The disturbing thing about this story is not just the blatant horror of this murder, but that this is not the first time we have seen physical and emotional domestic abuse reinforced through various mediums of media. In Victoria E. Collins and Dianne C. Carmody’s “Deadly Love: Images of Dating Violence in the ‘Twilight Saga’,” they site James W. Messerschmidt and write, “Under hegemonic masculinity, which is both youthful and heterosexual, force may be acceptable in romantic relationships. Such gender stereotypes, reinforced by mediated messages may certainly encourage dating violence and perceptions of romance that reflect traditional gender roles” (357). With this, I think that Lopez felt that his masculinity was threatened when Nemeth didn’t scream his name and thus reverted to violence to assert power and reinforce his masculinity.

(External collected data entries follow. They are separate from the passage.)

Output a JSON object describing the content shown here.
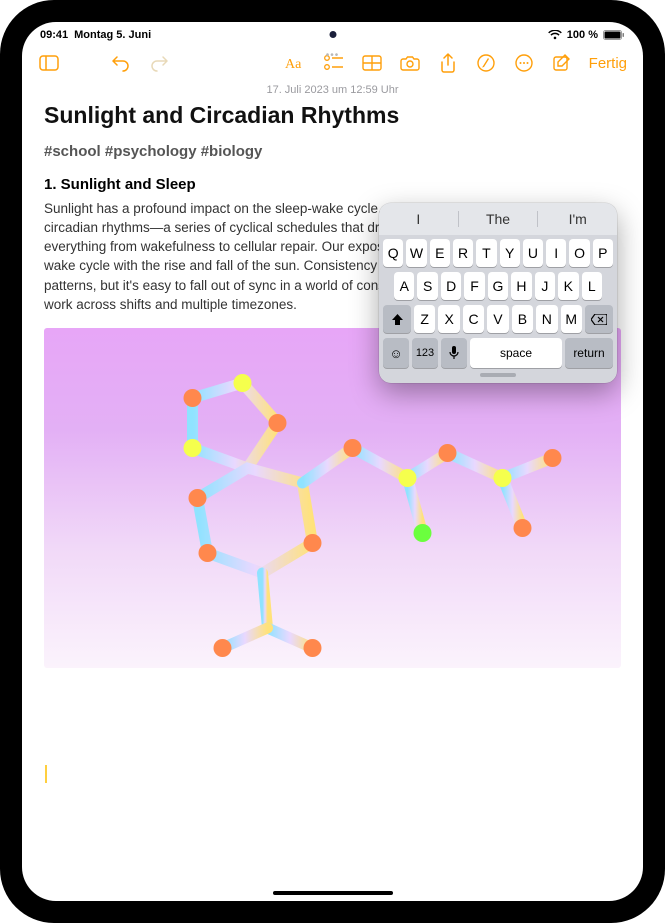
{
  "status": {
    "time": "09:41",
    "date": "Montag 5. Juni",
    "battery_pct": "100 %"
  },
  "toolbar": {
    "done_label": "Fertig"
  },
  "note": {
    "timestamp": "17. Juli 2023 um 12:59 Uhr",
    "title": "Sunlight and Circadian Rhythms",
    "tags": "#school #psychology #biology",
    "section_heading": "1. Sunlight and Sleep",
    "paragraph": "Sunlight has a profound impact on the sleep-wake cycle, which is the most important of our circadian rhythms—a series of cyclical schedules that drive our bodies' functions to optimize everything from wakefulness to cellular repair. Our exposure to sunlight helps link our sleep-wake cycle with the rise and fall of the sun. Consistency is key to developing healthy sleep patterns, but it's easy to fall out of sync in a world of constant connection, where many of us work across shifts and multiple timezones."
  },
  "keyboard": {
    "suggestions": [
      "I",
      "The",
      "I'm"
    ],
    "rows": {
      "r1": [
        "Q",
        "W",
        "E",
        "R",
        "T",
        "Y",
        "U",
        "I",
        "O",
        "P"
      ],
      "r2": [
        "A",
        "S",
        "D",
        "F",
        "G",
        "H",
        "J",
        "K",
        "L"
      ],
      "r3": [
        "Z",
        "X",
        "C",
        "V",
        "B",
        "N",
        "M"
      ]
    },
    "num_label": "123",
    "space_label": "space",
    "return_label": "return"
  }
}
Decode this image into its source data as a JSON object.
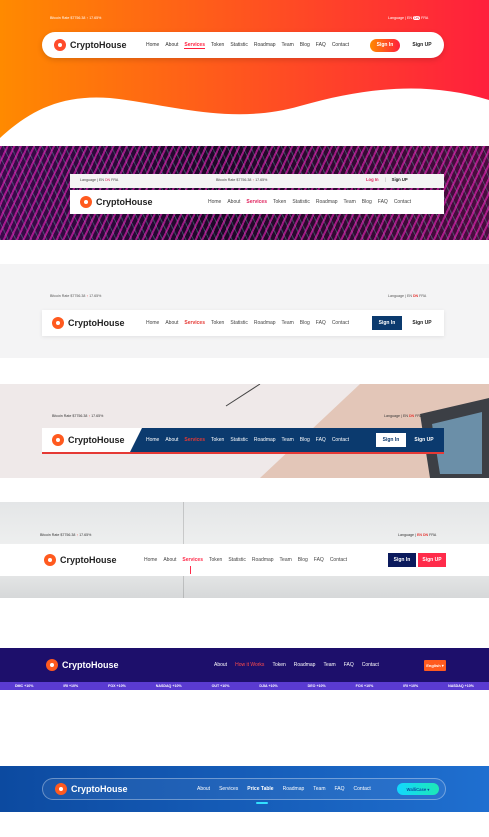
{
  "brand": {
    "name": "CryptoHouse"
  },
  "ticker": {
    "label": "Bitcoin Rate",
    "price": "$7756.38",
    "arrow": "↑",
    "change": "17.65%"
  },
  "language": {
    "label": "Language",
    "options": [
      "EN",
      "DN",
      "FRA"
    ],
    "active": "DN"
  },
  "nav_a": [
    "Home",
    "About",
    "Services",
    "Token",
    "Statistic",
    "Roadmap",
    "Team",
    "Blog",
    "FAQ",
    "Contact"
  ],
  "nav_a_active": "Services",
  "v1": {
    "signin": "Sign In",
    "signup": "Sign UP",
    "colors": {
      "gradient_start": "#ff8a00",
      "gradient_end": "#ff1f3d"
    }
  },
  "v2": {
    "login": "Log In",
    "signup": "Sign UP",
    "accent": "#e0245e"
  },
  "v3": {
    "signin": "Sign In",
    "signup": "Sign UP",
    "accent": "#0b3a6e"
  },
  "v4": {
    "signin": "Sign In",
    "signup": "Sign UP",
    "accent": "#0b3a6e"
  },
  "v5": {
    "signin": "Sign In",
    "signup": "Sign UP",
    "navy": "#0b1a5c",
    "red": "#ff2b4a"
  },
  "v6": {
    "nav": [
      "About",
      "How it Works",
      "Token",
      "Roadmap",
      "Team",
      "FAQ",
      "Contact"
    ],
    "active": "How it Works",
    "lang_button": "English",
    "tickers": [
      "DMC +10%",
      "IRI +10%",
      "FOX +10%",
      "NASDAQ +10%",
      "OUT +10%",
      "DJIA +10%",
      "DEO +10%",
      "FOX +10%",
      "IRI +10%",
      "NASDAQ +10%"
    ]
  },
  "v7": {
    "nav": [
      "About",
      "Services",
      "Price Table",
      "Roadmap",
      "Team",
      "FAQ",
      "Contact"
    ],
    "active": "Price Table",
    "button": "WalliCase"
  }
}
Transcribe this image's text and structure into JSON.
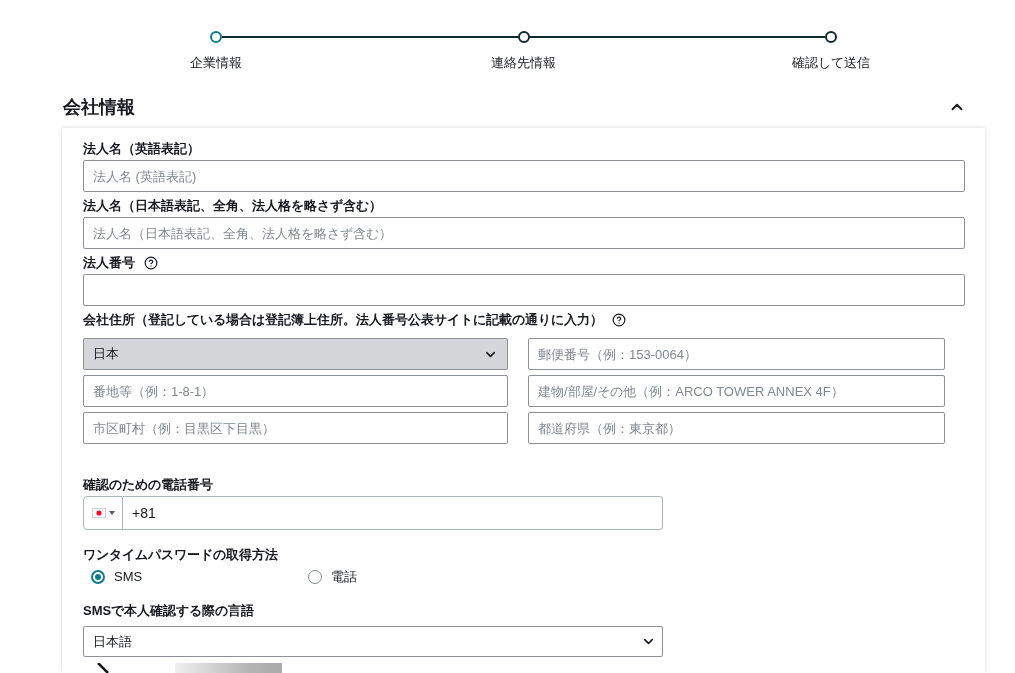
{
  "stepper": {
    "steps": [
      {
        "label": "企業情報",
        "selected": true
      },
      {
        "label": "連絡先情報",
        "selected": false
      },
      {
        "label": "確認して送信",
        "selected": false
      }
    ]
  },
  "section": {
    "title": "会社情報",
    "expanded": true,
    "fields": [
      {
        "kind": "text",
        "label": "法人名（英語表記）",
        "placeholder": "法人名 (英語表記)"
      },
      {
        "kind": "text",
        "label": "法人名（日本語表記、全角、法人格を略さず含む）",
        "placeholder": "法人名（日本語表記、全角、法人格を略さず含む）"
      },
      {
        "kind": "text",
        "label": "法人番号",
        "help": true
      },
      {
        "kind": "address",
        "label": "会社住所（登記している場合は登記簿上住所。法人番号公表サイトに記載の通りに入力）",
        "help": true,
        "country": "日本",
        "inputs": [
          {
            "placeholder": "郵便番号（例：153-0064）"
          },
          {
            "placeholder": "番地等（例：1-8-1）"
          },
          {
            "placeholder": "建物/部屋/その他（例：ARCO TOWER ANNEX 4F）"
          },
          {
            "placeholder": "市区町村（例：目黒区下目黒）"
          },
          {
            "placeholder": "都道府県（例：東京都）"
          }
        ]
      },
      {
        "kind": "phone",
        "label": "確認のための電話番号",
        "value": "+81"
      },
      {
        "kind": "radio",
        "label": "ワンタイムパスワードの取得方法",
        "options": [
          {
            "label": "SMS",
            "selected": true
          },
          {
            "label": "電話",
            "selected": false
          }
        ]
      },
      {
        "kind": "select",
        "label": "SMSで本人確認する際の言語",
        "value": "日本語"
      }
    ]
  }
}
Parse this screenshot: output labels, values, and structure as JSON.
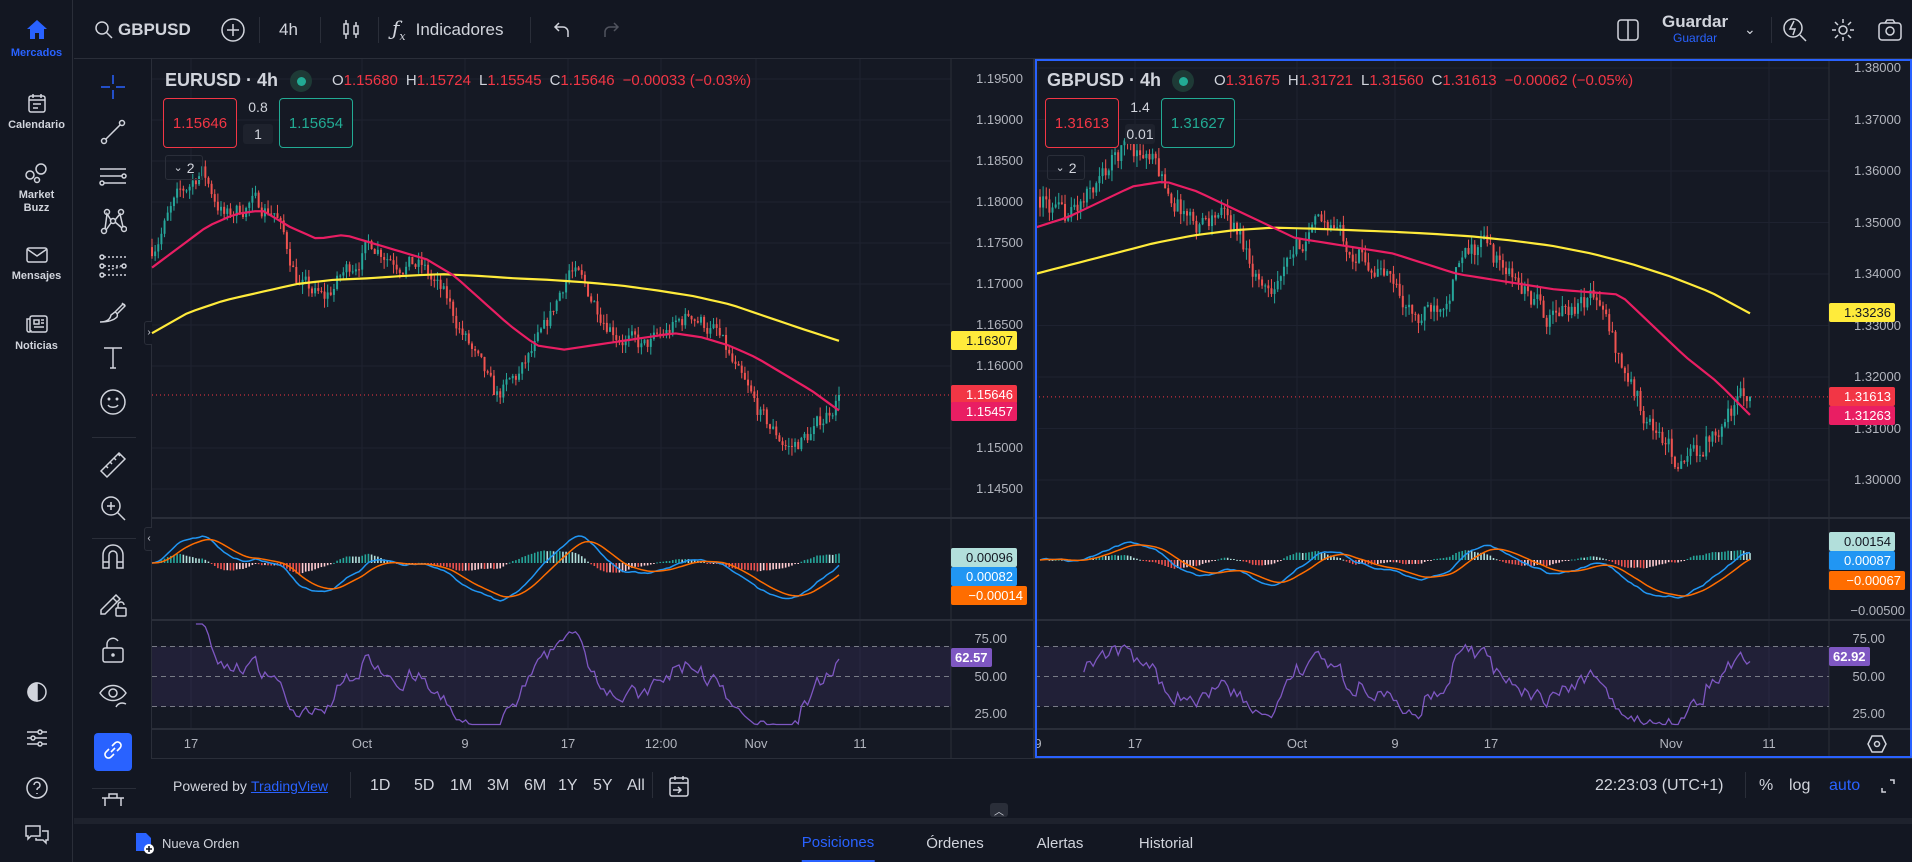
{
  "sidebar": {
    "items": [
      {
        "label": "Mercados",
        "icon": "home-icon",
        "active": true
      },
      {
        "label": "Calendario",
        "icon": "calendar-icon"
      },
      {
        "label": "Market Buzz",
        "icon": "bubbles-icon"
      },
      {
        "label": "Mensajes",
        "icon": "envelope-icon"
      },
      {
        "label": "Noticias",
        "icon": "newspaper-icon"
      }
    ],
    "bottom_icons": [
      "theme-contrast-icon",
      "sliders-icon",
      "help-icon",
      "chat-icon"
    ]
  },
  "toolbar": {
    "symbol": "GBPUSD",
    "interval": "4h",
    "indicators": "Indicadores",
    "save": "Guardar",
    "save_sub": "Guardar"
  },
  "drawing_tools": [
    "crosshair-icon",
    "trend-line-icon",
    "horizontal-lines-icon",
    "pattern-icon",
    "fib-icon",
    "brush-icon",
    "text-icon",
    "emoji-icon",
    "ruler-icon",
    "zoom-in-icon",
    "magnet-icon",
    "pencil-lock-icon",
    "lock-icon",
    "eye-icon",
    "link-icon",
    "trash-icon"
  ],
  "charts": [
    {
      "title": "EURUSD · 4h",
      "ohlc": {
        "o": "1.15680",
        "h": "1.15724",
        "l": "1.15545",
        "c": "1.15646",
        "change": "−0.00033 (−0.03%)"
      },
      "sell": "1.15646",
      "spread_top": "0.8",
      "spread_bottom": "1",
      "buy": "1.15654",
      "collapse_count": "2",
      "price_ticks": [
        "1.19500",
        "1.19000",
        "1.18500",
        "1.18000",
        "1.17500",
        "1.17000",
        "1.16500",
        "1.16000",
        "1.15000",
        "1.14500"
      ],
      "price_tags": {
        "ma_slow": "1.16307",
        "last": "1.15646",
        "ma_fast": "1.15457"
      },
      "macd_tags": {
        "hist": "0.00096",
        "macd": "0.00082",
        "signal": "−0.00014"
      },
      "macd_ticks": [],
      "rsi_ticks": [
        "75.00",
        "50.00",
        "25.00"
      ],
      "rsi_value": "62.57",
      "time_ticks": [
        "17",
        "Oct",
        "9",
        "17",
        "12:00",
        "Nov",
        "11"
      ],
      "close_path": [
        1.1745,
        1.18,
        1.184,
        1.178,
        1.18,
        1.179,
        1.17,
        1.168,
        1.172,
        1.175,
        1.173,
        1.172,
        1.168,
        1.162,
        1.156,
        1.159,
        1.164,
        1.172,
        1.168,
        1.164,
        1.162,
        1.164,
        1.1665,
        1.164,
        1.158,
        1.153,
        1.15,
        1.152,
        1.15646
      ],
      "ma_fast_path": [
        1.172,
        1.1745,
        1.177,
        1.1785,
        1.179,
        1.177,
        1.1755,
        1.176,
        1.175,
        1.174,
        1.173,
        1.171,
        1.168,
        1.165,
        1.1625,
        1.162,
        1.1625,
        1.163,
        1.1635,
        1.164,
        1.1635,
        1.1625,
        1.161,
        1.159,
        1.157,
        1.15457
      ],
      "ma_slow_path": [
        1.164,
        1.1665,
        1.168,
        1.169,
        1.17,
        1.1705,
        1.1707,
        1.171,
        1.1712,
        1.171,
        1.1707,
        1.1705,
        1.1702,
        1.1698,
        1.1692,
        1.1685,
        1.1675,
        1.166,
        1.1645,
        1.16307
      ]
    },
    {
      "title": "GBPUSD · 4h",
      "ohlc": {
        "o": "1.31675",
        "h": "1.31721",
        "l": "1.31560",
        "c": "1.31613",
        "change": "−0.00062 (−0.05%)"
      },
      "sell": "1.31613",
      "spread_top": "1.4",
      "spread_bottom": "0.01",
      "buy": "1.31627",
      "collapse_count": "2",
      "price_ticks": [
        "1.38000",
        "1.37000",
        "1.36000",
        "1.35000",
        "1.34000",
        "1.33000",
        "1.32000",
        "1.31000",
        "1.30000"
      ],
      "price_tags": {
        "ma_slow": "1.33236",
        "last": "1.31613",
        "ma_fast": "1.31263"
      },
      "macd_tags": {
        "hist": "0.00154",
        "macd": "0.00087",
        "signal": "−0.00067"
      },
      "macd_ticks": [
        "−0.00500"
      ],
      "rsi_ticks": [
        "75.00",
        "50.00",
        "25.00"
      ],
      "rsi_value": "62.92",
      "time_ticks": [
        "9",
        "17",
        "Oct",
        "9",
        "17",
        "Nov",
        "11"
      ],
      "close_path": [
        1.355,
        1.35,
        1.354,
        1.36,
        1.366,
        1.362,
        1.355,
        1.35,
        1.352,
        1.348,
        1.338,
        1.34,
        1.348,
        1.35,
        1.346,
        1.342,
        1.338,
        1.33,
        1.335,
        1.342,
        1.346,
        1.34,
        1.336,
        1.331,
        1.334,
        1.336,
        1.325,
        1.315,
        1.308,
        1.302,
        1.308,
        1.314,
        1.31613
      ],
      "ma_fast_path": [
        1.349,
        1.351,
        1.354,
        1.357,
        1.358,
        1.356,
        1.353,
        1.35,
        1.347,
        1.346,
        1.345,
        1.344,
        1.342,
        1.34,
        1.339,
        1.338,
        1.337,
        1.3365,
        1.336,
        1.33,
        1.324,
        1.319,
        1.31263
      ],
      "ma_slow_path": [
        1.34,
        1.342,
        1.344,
        1.346,
        1.3475,
        1.3485,
        1.349,
        1.3488,
        1.3485,
        1.3482,
        1.3478,
        1.3473,
        1.3465,
        1.3455,
        1.344,
        1.342,
        1.3395,
        1.3365,
        1.33236
      ]
    }
  ],
  "colors": {
    "up": "#26a69a",
    "down": "#ef5350",
    "ma_fast": "#e91e63",
    "ma_slow": "#ffeb3b",
    "macd": "#2196f3",
    "signal": "#ff6d00",
    "rsi": "#7e57c2",
    "accent": "#2962ff"
  },
  "bottom": {
    "powered_by": "Powered by",
    "tradingview": "TradingView",
    "ranges": [
      "1D",
      "5D",
      "1M",
      "3M",
      "6M",
      "1Y",
      "5Y",
      "All"
    ],
    "clock": "22:23:03 (UTC+1)",
    "percent": "%",
    "log": "log",
    "auto": "auto"
  },
  "tabs": {
    "new_order": "Nueva Orden",
    "items": [
      "Posiciones",
      "Órdenes",
      "Alertas",
      "Historial"
    ],
    "active": 0
  }
}
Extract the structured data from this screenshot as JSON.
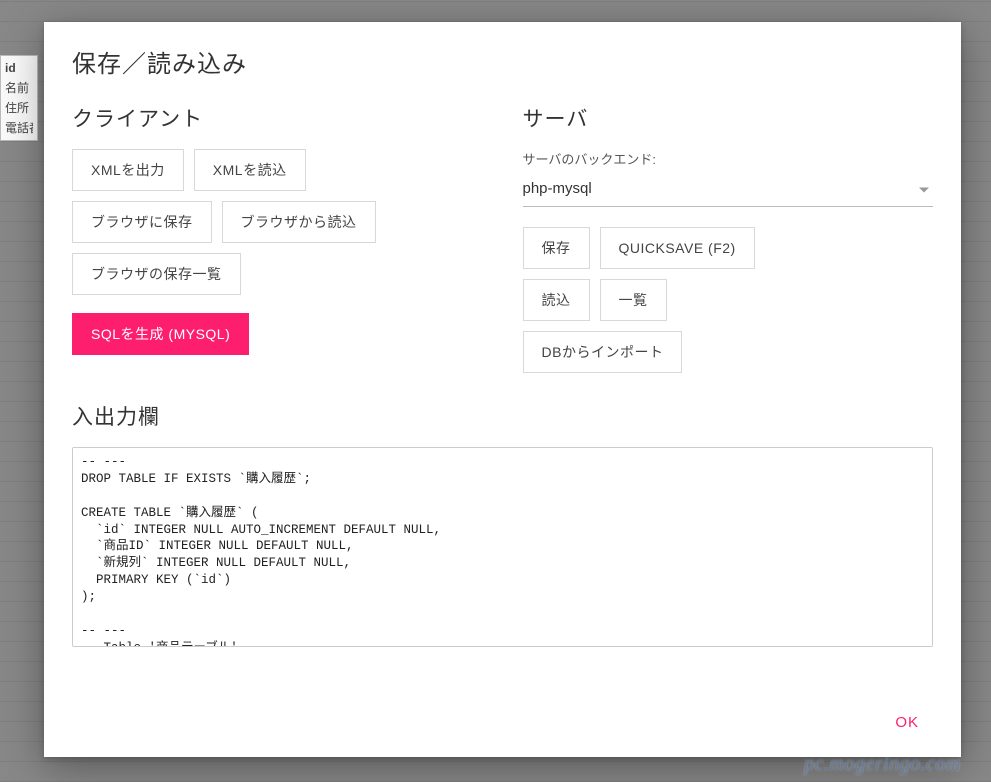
{
  "background": {
    "fields": [
      "id",
      "名前",
      "住所",
      "電話番"
    ]
  },
  "dialog": {
    "title": "保存／読み込み",
    "ok": "OK"
  },
  "client": {
    "title": "クライアント",
    "xml_export": "XMLを出力",
    "xml_import": "XMLを読込",
    "browser_save": "ブラウザに保存",
    "browser_load": "ブラウザから読込",
    "browser_list": "ブラウザの保存一覧",
    "sql_generate": "SQLを生成 (MYSQL)"
  },
  "server": {
    "title": "サーバ",
    "backend_label": "サーバのバックエンド:",
    "backend_value": "php-mysql",
    "save": "保存",
    "quicksave": "QUICKSAVE (F2)",
    "load": "読込",
    "list": "一覧",
    "db_import": "DBからインポート"
  },
  "io": {
    "title": "入出力欄",
    "content": "-- ---\nDROP TABLE IF EXISTS `購入履歴`;\n\t\t\nCREATE TABLE `購入履歴` (\n  `id` INTEGER NULL AUTO_INCREMENT DEFAULT NULL,\n  `商品ID` INTEGER NULL DEFAULT NULL,\n  `新規列` INTEGER NULL DEFAULT NULL,\n  PRIMARY KEY (`id`)\n);\n\n-- ---\n-- Table '商品テーブル'\n--\n-- ---"
  },
  "watermark": "pc.mogeringo.com"
}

We also see this violence in pornography that focuses on objectifying the woman rather than pursuing pleasure. Jane Caputi uses E. Ann Kaplan’s definition of pornography in “The Pornography of Everyday Life,” writing, “Pornography in this view is not about the ‘joy of sex’ but about the domination and ‘denigration of women and a fear and hatred of the female body” (374). The way that Lopez mutilated Nemeth’s body appears to be out of pure hatred and even possible fear that he might be emasculated. Lopez wanted to dominate his girlfriend and wanted to be in complete control. Caputi goes on to write in her article, “The rightness of male sexual domination of women is assumed, even when there seems to be a challenge” (375). The way that Lopez sodomized and violated her body seems very deliberate and premeditated. I think he saw the disembowelment as a challenge in itself, and then once that was conquered the new challenge was how he was going to tell the police. Later, Caputi writes, “When the penis is represented as a weapon, rape becomes its purpose, intercourse becomes a kind of murder, and the will to hurt becomes definitive of being a man” (377). Violence in relationships is nothing new in our society. Lopez is one of the many products of what happens when masculinity becomes so fragile that murder is the only way to strengthen it again.